Claim: If $X$ is a normed space, and identify $X$ as a subspace of $X^{**}$. Then $ball(X)$ is $\sigma(X^{**}, X^*)$ - dense in $ball(X^{**})$. Here, $ballX$ is a closed unit ball in $X$, and $ballX^{**}$ similar.
A part of the proof (Conway): Let B be the closure of $ballX$ in $\sigma(X^{**}, X^*)$. Suppose there exist some $x_0^{**} \in ball(X^{**}) - B $. Then, by the Hahn-Banach theorem, there exist an $x^* \in X^*, \alpha \in \mathbb{R}, \epsilon >0$ such that $$Re \, x^*(x) < \alpha < \alpha + \epsilon < Re \, x_0^{**}(x^*)$$ for all $x \in ballX$.
My question: Exactly how this implied by the Hahn Banach?
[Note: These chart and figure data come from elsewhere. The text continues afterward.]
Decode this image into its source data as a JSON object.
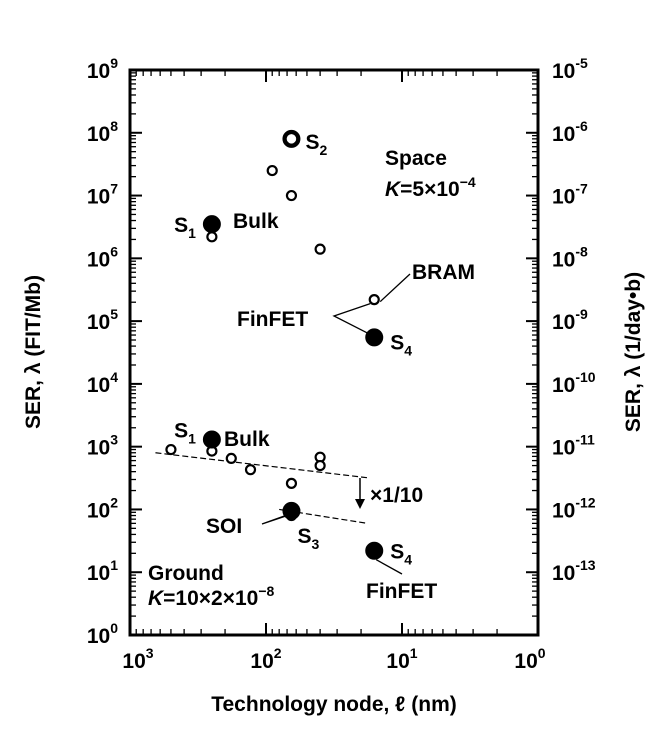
{
  "chart_data": {
    "type": "scatter",
    "title": "",
    "xlabel": "Technology node, ℓ (nm)",
    "ylabel": "SER, λ (FIT/Mb)",
    "y2label": "SER, λ (1/day•b)",
    "x_scale": "log",
    "x_reversed": true,
    "y_scale": "log",
    "xlim": [
      1000,
      1
    ],
    "ylim": [
      1,
      1000000000
    ],
    "y2lim": [
      1e-14,
      1e-05
    ],
    "grid": false,
    "x_ticks": [
      {
        "value": 1000,
        "base": "10",
        "exp": "3"
      },
      {
        "value": 100,
        "base": "10",
        "exp": "2"
      },
      {
        "value": 10,
        "base": "10",
        "exp": "1"
      },
      {
        "value": 1,
        "base": "10",
        "exp": "0"
      }
    ],
    "y_ticks": [
      {
        "value": 1,
        "base": "10",
        "exp": "0"
      },
      {
        "value": 10,
        "base": "10",
        "exp": "1"
      },
      {
        "value": 100,
        "base": "10",
        "exp": "2"
      },
      {
        "value": 1000,
        "base": "10",
        "exp": "3"
      },
      {
        "value": 10000,
        "base": "10",
        "exp": "4"
      },
      {
        "value": 100000,
        "base": "10",
        "exp": "5"
      },
      {
        "value": 1000000,
        "base": "10",
        "exp": "6"
      },
      {
        "value": 10000000,
        "base": "10",
        "exp": "7"
      },
      {
        "value": 100000000,
        "base": "10",
        "exp": "8"
      },
      {
        "value": 1000000000,
        "base": "10",
        "exp": "9"
      }
    ],
    "y2_ticks": [
      {
        "value": 1e-13,
        "base": "10",
        "exp": "-13"
      },
      {
        "value": 1e-12,
        "base": "10",
        "exp": "-12"
      },
      {
        "value": 1e-11,
        "base": "10",
        "exp": "-11"
      },
      {
        "value": 1e-10,
        "base": "10",
        "exp": "-10"
      },
      {
        "value": 1e-09,
        "base": "10",
        "exp": "-9"
      },
      {
        "value": 1e-08,
        "base": "10",
        "exp": "-8"
      },
      {
        "value": 1e-07,
        "base": "10",
        "exp": "-7"
      },
      {
        "value": 1e-06,
        "base": "10",
        "exp": "-6"
      },
      {
        "value": 1e-05,
        "base": "10",
        "exp": "-5"
      }
    ],
    "series": [
      {
        "marker": "open-circle",
        "points": [
          {
            "x": 65,
            "y": 80000000
          },
          {
            "x": 90,
            "y": 25000000
          },
          {
            "x": 65,
            "y": 10000000
          },
          {
            "x": 250,
            "y": 2200000
          },
          {
            "x": 40,
            "y": 1400000
          },
          {
            "x": 16,
            "y": 220000
          },
          {
            "x": 500,
            "y": 900
          },
          {
            "x": 250,
            "y": 850
          },
          {
            "x": 180,
            "y": 650
          },
          {
            "x": 130,
            "y": 430
          },
          {
            "x": 40,
            "y": 680
          },
          {
            "x": 40,
            "y": 500
          },
          {
            "x": 65,
            "y": 260
          },
          {
            "x": 65,
            "y": 80
          }
        ]
      },
      {
        "marker": "filled-circle",
        "points": [
          {
            "x": 65,
            "y": 80000000,
            "label": "S",
            "sub": "2"
          },
          {
            "x": 250,
            "y": 3500000,
            "label": "S",
            "sub": "1"
          },
          {
            "x": 16,
            "y": 55000,
            "label": "S",
            "sub": "4"
          },
          {
            "x": 250,
            "y": 1300,
            "label": "S",
            "sub": "1"
          },
          {
            "x": 65,
            "y": 95,
            "label": "S",
            "sub": "3"
          },
          {
            "x": 16,
            "y": 22,
            "label": "S",
            "sub": "4"
          }
        ]
      }
    ],
    "trend_lines": [
      {
        "x1": 650,
        "y1": 800,
        "x2": 18,
        "y2": 320
      },
      {
        "x1": 80,
        "y1": 100,
        "x2": 18,
        "y2": 60
      }
    ],
    "annotations": {
      "space": "Space",
      "space_k_var": "K",
      "space_k_val": "=5×10",
      "space_k_exp": "−4",
      "bulk_space": "Bulk",
      "bram": "BRAM",
      "finfet_space": "FinFET",
      "bulk_ground": "Bulk",
      "reduction": "×1/10",
      "soi": "SOI",
      "ground": "Ground",
      "ground_k_var": "K",
      "ground_k_val": "=10×2×10",
      "ground_k_exp": "−8",
      "finfet_ground": "FinFET"
    }
  }
}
My attempt: By the Hahn-Banach (exactly, by separation theorem on locally convex space), there exist $\lambda \in (X^{**})^*$ such that $$ Re \, \lambda(x) < \alpha < \alpha + \epsilon < Re \, \lambda(x_0^{**}) $$ for all $x \in B$. If we redefine $x^* : = \lambda |_X \in X^{*}$ to obtain desired $x^*, $ then since $ball X \subseteq B,$ so we obtain
$$Re \, x^*(x) < \alpha < \alpha + \epsilon < Re \, \lambda(x_0^{**}) $$ for all $x \in ball X$. But I really don't understand why $x_0^{**}(x^*) = \lambda(x_0^{**})$, or equivalently by definition of our $x^*,$ $x_0^{**}(\lambda|_X) = \lambda(x_0^{**})$.
Thank you!